Detailed description
This proposal investigates a novel ankle robot (anklebot) adaptive control approach integrated with treadmill training to reduce foot drop and improve mobility function in chronic hemiparetic stroke survivors. Currently, stroke survivors with foot drop are trained to live with a cane or other assistive device, and often ankle foot orthotics (AFOs) for safety. Neither mediates task-practice or neuromotor recovery. The investigators have developed an adaptive anklebot controller that detects gait cycle sub-events for precise timing of graded robotics assistance to enable deficit severity-adjusted ankle motor learning in the context of walking. The investigators' pilot findings show that 6 weeks treadmill training with anklebot (TMR) timed to assist swing phase dorsiflexion only is more effective than treadmill alone (TM) to improve free-walking swing dorsiflexion at foot strike, floor-walking speed, and the benefits are retained at 6 weeks post-training. Notably, swing-phase TMR training improved paretic leg push-off, and reduced center-of-pressure sway on standing balance, indicating potential benefits to other elements of gait and balance, beyond those robotically targeted toward foot drop.
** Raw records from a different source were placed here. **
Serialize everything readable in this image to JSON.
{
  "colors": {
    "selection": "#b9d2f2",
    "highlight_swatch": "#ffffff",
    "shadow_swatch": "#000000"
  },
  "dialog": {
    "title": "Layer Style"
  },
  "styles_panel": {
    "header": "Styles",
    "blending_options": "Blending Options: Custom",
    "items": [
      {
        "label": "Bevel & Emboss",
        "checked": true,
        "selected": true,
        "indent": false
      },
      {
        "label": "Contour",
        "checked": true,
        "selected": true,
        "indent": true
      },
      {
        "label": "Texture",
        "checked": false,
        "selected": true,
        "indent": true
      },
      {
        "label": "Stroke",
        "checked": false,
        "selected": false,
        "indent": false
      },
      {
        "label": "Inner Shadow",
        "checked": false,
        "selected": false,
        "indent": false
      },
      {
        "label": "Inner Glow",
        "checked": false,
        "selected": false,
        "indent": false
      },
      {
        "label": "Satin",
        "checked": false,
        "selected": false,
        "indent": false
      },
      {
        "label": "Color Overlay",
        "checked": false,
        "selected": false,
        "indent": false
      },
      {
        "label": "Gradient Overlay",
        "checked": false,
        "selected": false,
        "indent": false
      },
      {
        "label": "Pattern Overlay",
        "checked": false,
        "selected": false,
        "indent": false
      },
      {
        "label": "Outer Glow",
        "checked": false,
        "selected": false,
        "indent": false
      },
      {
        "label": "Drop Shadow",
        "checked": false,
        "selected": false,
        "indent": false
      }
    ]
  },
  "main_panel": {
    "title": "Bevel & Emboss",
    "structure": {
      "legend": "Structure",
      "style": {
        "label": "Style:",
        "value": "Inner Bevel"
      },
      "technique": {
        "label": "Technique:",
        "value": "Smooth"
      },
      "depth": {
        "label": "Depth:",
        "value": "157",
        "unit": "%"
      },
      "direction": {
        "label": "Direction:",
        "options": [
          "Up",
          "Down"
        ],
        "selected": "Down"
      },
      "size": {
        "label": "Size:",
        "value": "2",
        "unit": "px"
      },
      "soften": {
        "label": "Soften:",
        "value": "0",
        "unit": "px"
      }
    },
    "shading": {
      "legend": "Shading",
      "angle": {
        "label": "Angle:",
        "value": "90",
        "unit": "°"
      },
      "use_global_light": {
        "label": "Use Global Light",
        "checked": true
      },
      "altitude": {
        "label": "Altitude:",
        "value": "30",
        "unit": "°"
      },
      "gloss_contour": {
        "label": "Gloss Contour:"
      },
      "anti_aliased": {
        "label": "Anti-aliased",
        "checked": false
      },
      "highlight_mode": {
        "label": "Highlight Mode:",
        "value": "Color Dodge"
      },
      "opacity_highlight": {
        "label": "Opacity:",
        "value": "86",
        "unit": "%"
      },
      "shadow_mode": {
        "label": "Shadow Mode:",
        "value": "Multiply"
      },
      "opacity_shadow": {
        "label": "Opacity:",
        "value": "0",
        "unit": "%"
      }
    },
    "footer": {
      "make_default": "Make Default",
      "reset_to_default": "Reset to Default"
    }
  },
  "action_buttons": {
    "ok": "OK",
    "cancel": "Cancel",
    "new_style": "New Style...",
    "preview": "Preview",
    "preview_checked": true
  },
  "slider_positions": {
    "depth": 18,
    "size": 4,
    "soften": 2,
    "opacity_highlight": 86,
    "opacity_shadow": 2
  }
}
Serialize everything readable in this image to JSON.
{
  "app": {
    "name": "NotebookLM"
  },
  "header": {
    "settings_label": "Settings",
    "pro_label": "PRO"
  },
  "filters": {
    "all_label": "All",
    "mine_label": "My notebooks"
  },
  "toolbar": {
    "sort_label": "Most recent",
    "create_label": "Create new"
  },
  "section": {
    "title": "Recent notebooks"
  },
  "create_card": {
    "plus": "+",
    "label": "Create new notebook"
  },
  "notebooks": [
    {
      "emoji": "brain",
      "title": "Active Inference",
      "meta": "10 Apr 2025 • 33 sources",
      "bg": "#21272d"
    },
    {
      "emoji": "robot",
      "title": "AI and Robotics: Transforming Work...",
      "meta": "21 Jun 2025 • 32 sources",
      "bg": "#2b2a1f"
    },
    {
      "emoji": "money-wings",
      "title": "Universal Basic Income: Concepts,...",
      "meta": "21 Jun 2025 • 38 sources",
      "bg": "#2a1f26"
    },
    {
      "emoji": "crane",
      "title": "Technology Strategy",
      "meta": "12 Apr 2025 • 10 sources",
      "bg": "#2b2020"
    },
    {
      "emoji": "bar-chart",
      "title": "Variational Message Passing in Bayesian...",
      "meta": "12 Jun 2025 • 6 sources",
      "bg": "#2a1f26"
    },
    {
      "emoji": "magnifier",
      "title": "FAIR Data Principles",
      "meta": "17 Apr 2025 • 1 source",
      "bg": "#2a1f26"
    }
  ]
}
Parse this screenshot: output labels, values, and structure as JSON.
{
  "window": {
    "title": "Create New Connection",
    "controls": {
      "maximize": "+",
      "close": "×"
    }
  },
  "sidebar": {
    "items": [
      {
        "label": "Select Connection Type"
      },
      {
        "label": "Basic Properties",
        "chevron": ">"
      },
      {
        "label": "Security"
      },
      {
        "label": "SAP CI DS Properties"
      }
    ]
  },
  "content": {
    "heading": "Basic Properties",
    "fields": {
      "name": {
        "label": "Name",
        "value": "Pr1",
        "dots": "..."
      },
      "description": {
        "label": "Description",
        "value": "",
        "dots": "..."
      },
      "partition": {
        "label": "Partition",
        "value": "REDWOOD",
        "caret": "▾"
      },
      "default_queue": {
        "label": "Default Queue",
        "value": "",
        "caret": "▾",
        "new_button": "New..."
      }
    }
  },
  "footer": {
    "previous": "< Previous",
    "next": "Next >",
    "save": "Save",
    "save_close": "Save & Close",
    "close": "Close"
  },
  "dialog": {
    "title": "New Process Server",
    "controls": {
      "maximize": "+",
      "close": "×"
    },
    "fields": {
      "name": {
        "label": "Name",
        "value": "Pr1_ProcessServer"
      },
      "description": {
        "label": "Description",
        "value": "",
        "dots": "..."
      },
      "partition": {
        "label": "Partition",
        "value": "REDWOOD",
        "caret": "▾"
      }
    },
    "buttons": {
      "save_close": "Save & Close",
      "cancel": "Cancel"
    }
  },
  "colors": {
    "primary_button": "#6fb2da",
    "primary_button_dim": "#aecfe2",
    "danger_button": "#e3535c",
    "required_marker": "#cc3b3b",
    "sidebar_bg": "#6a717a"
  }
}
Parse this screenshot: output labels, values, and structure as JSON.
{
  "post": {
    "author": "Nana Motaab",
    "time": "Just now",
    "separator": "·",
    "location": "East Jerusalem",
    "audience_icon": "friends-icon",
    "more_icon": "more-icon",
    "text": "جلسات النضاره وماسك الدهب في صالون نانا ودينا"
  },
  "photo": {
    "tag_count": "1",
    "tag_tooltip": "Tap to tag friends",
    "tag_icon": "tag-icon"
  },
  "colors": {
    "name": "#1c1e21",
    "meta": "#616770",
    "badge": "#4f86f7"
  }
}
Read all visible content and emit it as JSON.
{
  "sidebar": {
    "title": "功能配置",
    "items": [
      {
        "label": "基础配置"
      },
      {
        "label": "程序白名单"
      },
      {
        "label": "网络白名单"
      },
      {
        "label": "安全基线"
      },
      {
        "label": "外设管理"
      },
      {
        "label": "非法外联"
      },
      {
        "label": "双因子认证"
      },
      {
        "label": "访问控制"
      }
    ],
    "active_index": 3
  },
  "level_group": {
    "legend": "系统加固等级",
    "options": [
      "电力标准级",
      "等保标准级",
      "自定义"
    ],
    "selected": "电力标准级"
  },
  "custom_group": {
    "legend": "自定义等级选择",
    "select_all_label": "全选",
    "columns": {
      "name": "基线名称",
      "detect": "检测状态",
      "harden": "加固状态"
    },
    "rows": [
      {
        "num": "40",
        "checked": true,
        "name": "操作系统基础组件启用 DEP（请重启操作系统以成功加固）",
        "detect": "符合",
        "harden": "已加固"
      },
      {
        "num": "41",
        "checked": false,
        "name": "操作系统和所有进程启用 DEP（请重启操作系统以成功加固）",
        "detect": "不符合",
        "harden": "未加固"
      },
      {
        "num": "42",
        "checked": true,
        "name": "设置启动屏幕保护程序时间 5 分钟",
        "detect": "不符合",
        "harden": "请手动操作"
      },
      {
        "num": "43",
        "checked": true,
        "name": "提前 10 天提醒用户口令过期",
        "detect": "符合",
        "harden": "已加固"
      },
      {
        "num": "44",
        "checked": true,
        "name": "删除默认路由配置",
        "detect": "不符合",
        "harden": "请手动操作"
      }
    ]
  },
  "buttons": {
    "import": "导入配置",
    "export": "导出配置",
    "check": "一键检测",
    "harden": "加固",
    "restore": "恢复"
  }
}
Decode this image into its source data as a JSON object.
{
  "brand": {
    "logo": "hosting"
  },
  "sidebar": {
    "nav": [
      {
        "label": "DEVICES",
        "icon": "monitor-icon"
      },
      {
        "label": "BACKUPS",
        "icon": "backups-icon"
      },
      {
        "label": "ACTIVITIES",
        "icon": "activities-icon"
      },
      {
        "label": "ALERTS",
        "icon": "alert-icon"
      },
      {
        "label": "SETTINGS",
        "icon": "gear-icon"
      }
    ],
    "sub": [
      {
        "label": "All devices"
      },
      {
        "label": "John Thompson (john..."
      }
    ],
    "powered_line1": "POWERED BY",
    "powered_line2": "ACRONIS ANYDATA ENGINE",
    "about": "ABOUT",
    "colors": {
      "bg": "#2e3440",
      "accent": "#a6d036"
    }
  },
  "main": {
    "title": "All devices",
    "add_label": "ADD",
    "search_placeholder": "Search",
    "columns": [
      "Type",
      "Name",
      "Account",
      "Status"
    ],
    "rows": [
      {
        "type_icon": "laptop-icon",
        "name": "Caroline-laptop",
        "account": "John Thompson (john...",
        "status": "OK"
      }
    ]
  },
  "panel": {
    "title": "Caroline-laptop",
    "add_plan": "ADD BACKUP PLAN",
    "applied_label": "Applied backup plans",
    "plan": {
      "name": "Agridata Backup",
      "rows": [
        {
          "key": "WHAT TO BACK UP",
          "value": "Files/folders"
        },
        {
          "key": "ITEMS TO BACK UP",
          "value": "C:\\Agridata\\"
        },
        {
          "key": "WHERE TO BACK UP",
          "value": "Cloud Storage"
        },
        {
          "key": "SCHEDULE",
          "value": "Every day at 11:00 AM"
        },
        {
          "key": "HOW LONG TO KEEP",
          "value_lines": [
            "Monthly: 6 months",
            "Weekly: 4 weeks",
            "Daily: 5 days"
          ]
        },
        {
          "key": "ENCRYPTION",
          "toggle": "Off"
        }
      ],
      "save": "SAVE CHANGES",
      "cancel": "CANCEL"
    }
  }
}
This randomized study investigates the hypothesis that 6 weeks TMR is more effective to improve durably gait biomechanics, static, and dynamic balance, and mobility function in chronic stroke survivors with dorsiflexion deficits, compared to TM alone. Aims are to determine the compare effectiveness of 6 weeks TMR vs. TM alone on: 1. Independent gait function indexed by gait velocity, swing-phase DF (dorsiflexion), terminal stance push-off. 2. Balance function indexed by measures of postural sway (CoP), asymmetric loading in quiet standing, peak paretic A-P forces in non-paretic gait initiation, and standardized scales for balance and fall risk. 3. Long-term mobility outcomes, assessed by repeated measures of all key gait and balance outcomes at 6 weeks and 3 months after formal training cessation.
Conditions
Interventions
| Type | Name | Description |
|---|---|---|
| DEVICE | Treadmill plus anklebot | This intervention employs the use of the adaptive anklebot control system to complement treadmill exercise training over a 6-week intervention period. |
| BEHAVIORAL | Treadmill only | This intervention employs the use of a treadmill for gait exercise training over a 6-week intervention period |
Timeline
- Start date
- 2015-09-01
- Primary completion
- 2019-04-01
- Completion
- 2019-06-30
- First posted
- 2015-06-29
- Last updated
- 2020-05-20
- Results posted
- 2020-05-20
Locations
1 site across 1 country: United States
Regulatory
- FDA-regulated device study
Source: ClinicalTrials.gov record NCT02483676. Inclusion in this directory is not an endorsement.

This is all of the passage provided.